Communication allows us to have a sense of self and a grasp of who we are and what we need and want in the world, but it has to be learned similar to our communication with other people.” (Haverkampf, 18) This study follows the common them of communication. It investigates what it is, why it helps, and the positive effect it has on coping and dealing with anxiety.  It is an in-depth study that helped me generate a broader understanding of anxiety, whilst looking at some forms of communication that can help, and different factors that may even worsen the effect anxiety has on one’s life, like social setting. 

The third article is Communication-Focused Therapy (CFT) for Social Anxiety and Shyness by Christian Jonathan Haverkampf. I chose this article because it takes the information from the previous article, and shows it in a more specified study, particularly to do with social anxiety which therefore links the first article and the second article at the same time. This article is also written by Haverkampf and hence has very similar findings and research, however, it is more detailed as it is focusing on a specific type of anxiety. It looks at why communication is important, why people with social anxiety struggle to communicate, and what is so dangerous about a lack of communication. Haverkampf believes that communication is the roots of how people pursue what is valuable to them and fulfill their aspirations, communicating is an essential part of leading a happy life. However, people with social anxiety who struggle to communicate, essentially have their lives interfered with as they are unable to develop helpful communication patterns, and this interferes with “life itself” (Haverkampf, 108) “Individuals with social anxiety often see their communication patterns as a direct expression of themselves rather than as a skill which can be experimented with to find ways of interacting with others that ultimately fit one’s personality and sense of self.” Haverkampf came to these conclusions by means of research, previous papers, other studies. He believes that the most important factor of communication, it that it allows for an exchange of meaningful messages, which allow the individual to become better connected to oneself. (Haverkampf, 110) This study is once again the same common concept of anxiety, however, puts the research and information from the first two articles into one. I saw it as a ‘conclusion’ of the first two articles. It was written by the same author as the second article and so many of the concepts are very similar, however, this applies the previous information to a specific type of anxiety disorder, which happens to be the same as what the first article was about.  

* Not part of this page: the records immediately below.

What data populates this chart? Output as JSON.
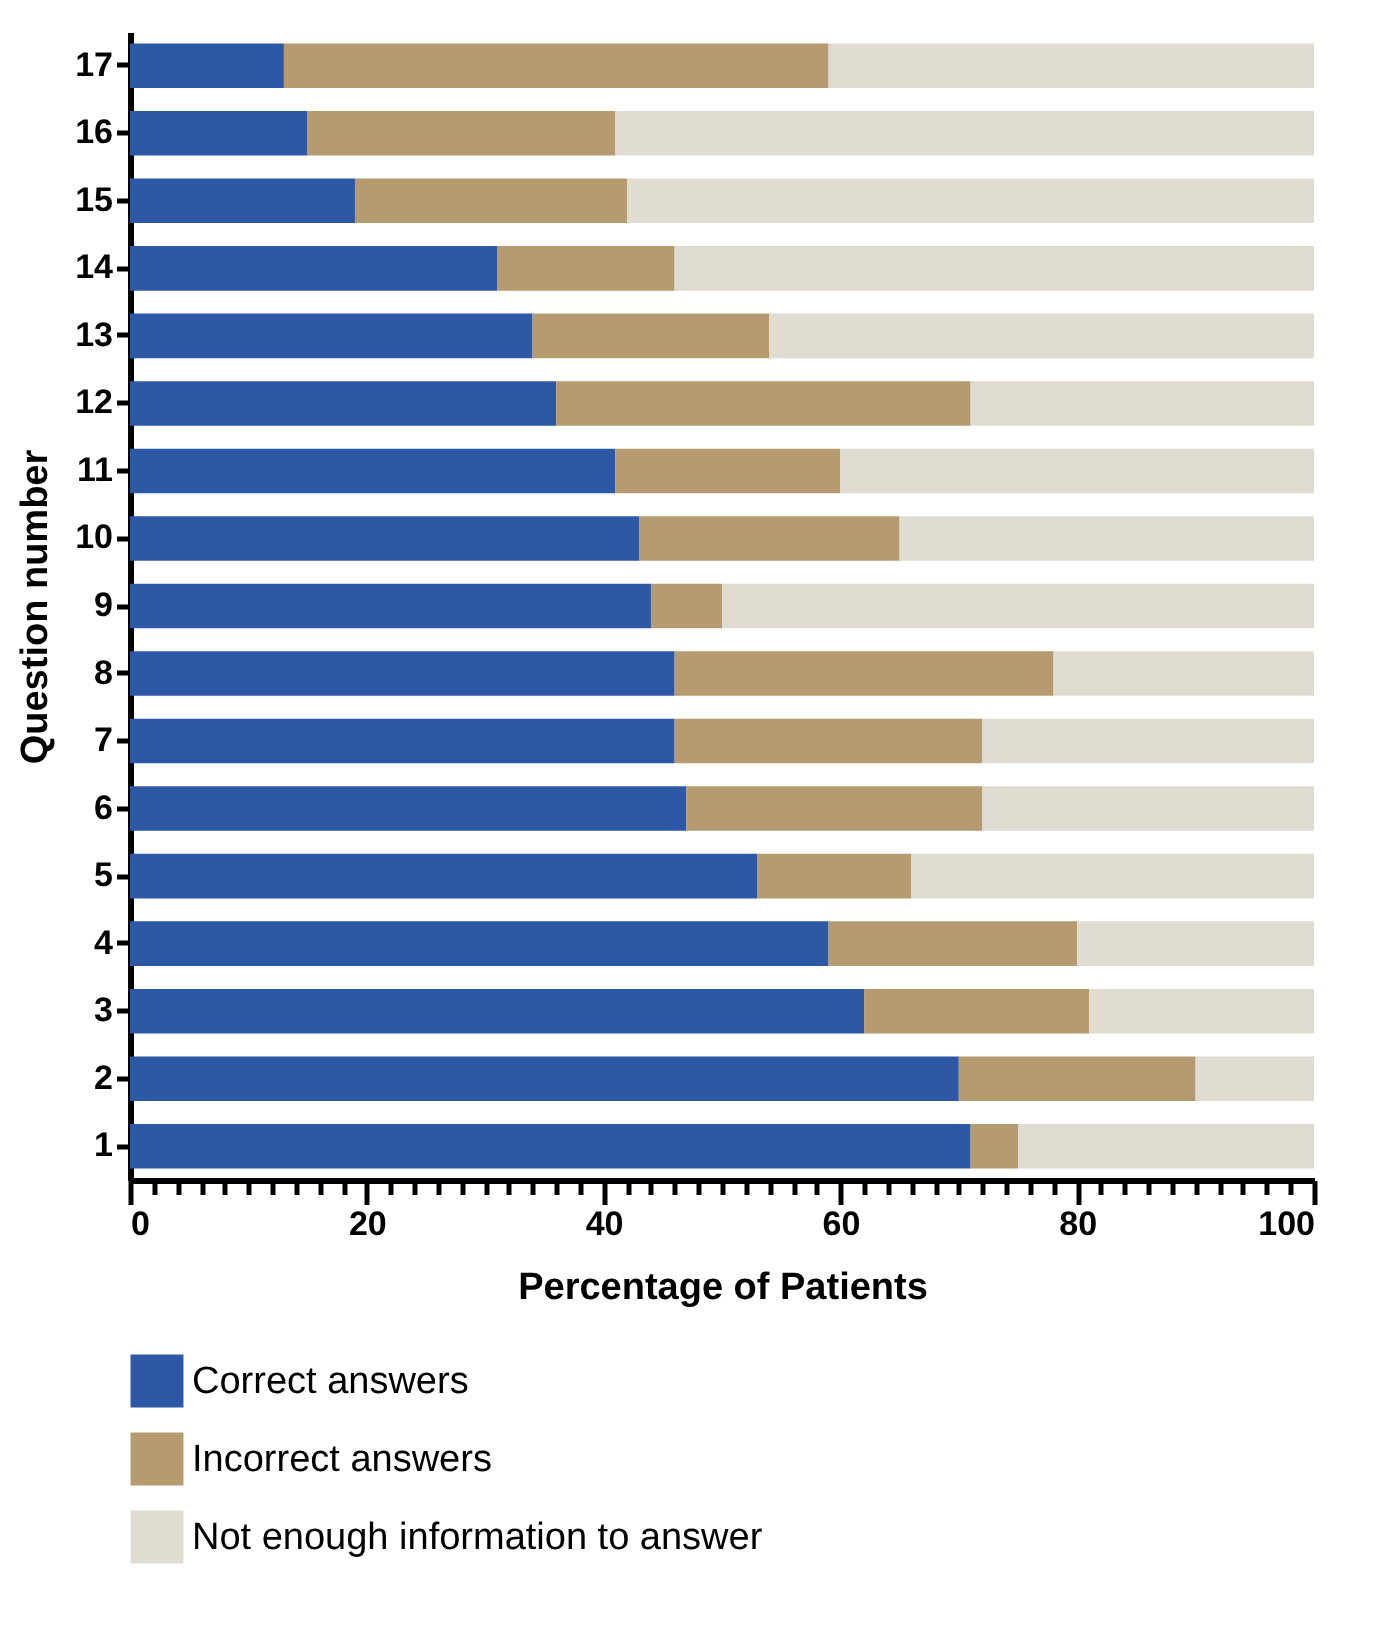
{
  "chart_data": {
    "type": "bar",
    "orientation": "horizontal",
    "stacked": true,
    "xlabel": "Percentage of Patients",
    "ylabel": "Question number",
    "categories": [
      "17",
      "16",
      "15",
      "14",
      "13",
      "12",
      "11",
      "10",
      "9",
      "8",
      "7",
      "6",
      "5",
      "4",
      "3",
      "2",
      "1"
    ],
    "series": [
      {
        "name": "Correct answers",
        "color": "#2d58a6",
        "values": [
          13,
          15,
          19,
          31,
          34,
          36,
          41,
          43,
          44,
          46,
          46,
          47,
          53,
          59,
          62,
          70,
          71
        ]
      },
      {
        "name": "Incorrect answers",
        "color": "#b59b6f",
        "values": [
          46,
          26,
          23,
          15,
          20,
          35,
          19,
          22,
          6,
          32,
          26,
          25,
          13,
          21,
          19,
          20,
          4
        ]
      },
      {
        "name": "Not enough information to answer",
        "color": "#e0dcd2",
        "values": [
          41,
          59,
          58,
          54,
          46,
          29,
          40,
          35,
          50,
          22,
          28,
          28,
          34,
          20,
          19,
          10,
          25
        ]
      }
    ],
    "xlim": [
      0,
      100
    ],
    "xticks": [
      0,
      {
        "value": 2,
        "label": null
      },
      {
        "value": 4,
        "label": null
      },
      {
        "value": 6,
        "label": null
      },
      {
        "value": 8,
        "label": null
      },
      {
        "value": 10,
        "label": null
      },
      {
        "value": 12,
        "label": null
      },
      {
        "value": 14,
        "label": null
      },
      {
        "value": 16,
        "label": null
      },
      {
        "value": 18,
        "label": null
      },
      20,
      {
        "value": 22,
        "label": null
      },
      {
        "value": 24,
        "label": null
      },
      {
        "value": 26,
        "label": null
      },
      {
        "value": 28,
        "label": null
      },
      {
        "value": 30,
        "label": null
      },
      {
        "value": 32,
        "label": null
      },
      {
        "value": 34,
        "label": null
      },
      {
        "value": 36,
        "label": null
      },
      {
        "value": 38,
        "label": null
      },
      40,
      {
        "value": 42,
        "label": null
      },
      {
        "value": 44,
        "label": null
      },
      {
        "value": 46,
        "label": null
      },
      {
        "value": 48,
        "label": null
      },
      {
        "value": 50,
        "label": null
      },
      {
        "value": 52,
        "label": null
      },
      {
        "value": 54,
        "label": null
      },
      {
        "value": 56,
        "label": null
      },
      {
        "value": 58,
        "label": null
      },
      60,
      {
        "value": 62,
        "label": null
      },
      {
        "value": 64,
        "label": null
      },
      {
        "value": 66,
        "label": null
      },
      {
        "value": 68,
        "label": null
      },
      {
        "value": 70,
        "label": null
      },
      {
        "value": 72,
        "label": null
      },
      {
        "value": 74,
        "label": null
      },
      {
        "value": 76,
        "label": null
      },
      {
        "value": 78,
        "label": null
      },
      80,
      {
        "value": 82,
        "label": null
      },
      {
        "value": 84,
        "label": null
      },
      {
        "value": 86,
        "label": null
      },
      {
        "value": 88,
        "label": null
      },
      {
        "value": 90,
        "label": null
      },
      {
        "value": 92,
        "label": null
      },
      {
        "value": 94,
        "label": null
      },
      {
        "value": 96,
        "label": null
      },
      {
        "value": 98,
        "label": null
      },
      100
    ],
    "legend": "bottom"
  }
}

In conclusion, communication is a vital part of not only dealing with anxiety, but also avoiding anxiety of many different forms. It allows one to express their thoughts and is also very dependent on the social circle and the level of trust the person has in the people they are communicating with. 

Works cited  

Jonathan Haverkampf (2017) Communication-Focused Therapy (CFT) for Social Anxiety and Shyness, Available at: (Accessed: 10 February 2020). 

Jonathan Haverkampf (2019) COMMUNICATIONFOCUSED THERAPY® (CFT) FOR ANXIETY AND PANIC ATTACKS, Available at: (Accessed: 10 February 2020). 

Michael D. Barnett (2020) Social Anxiety and Perceived Social Support: Gender Differences and the Mediating Role of Communication Styles, Available at: (Accessed: 10 February 2020).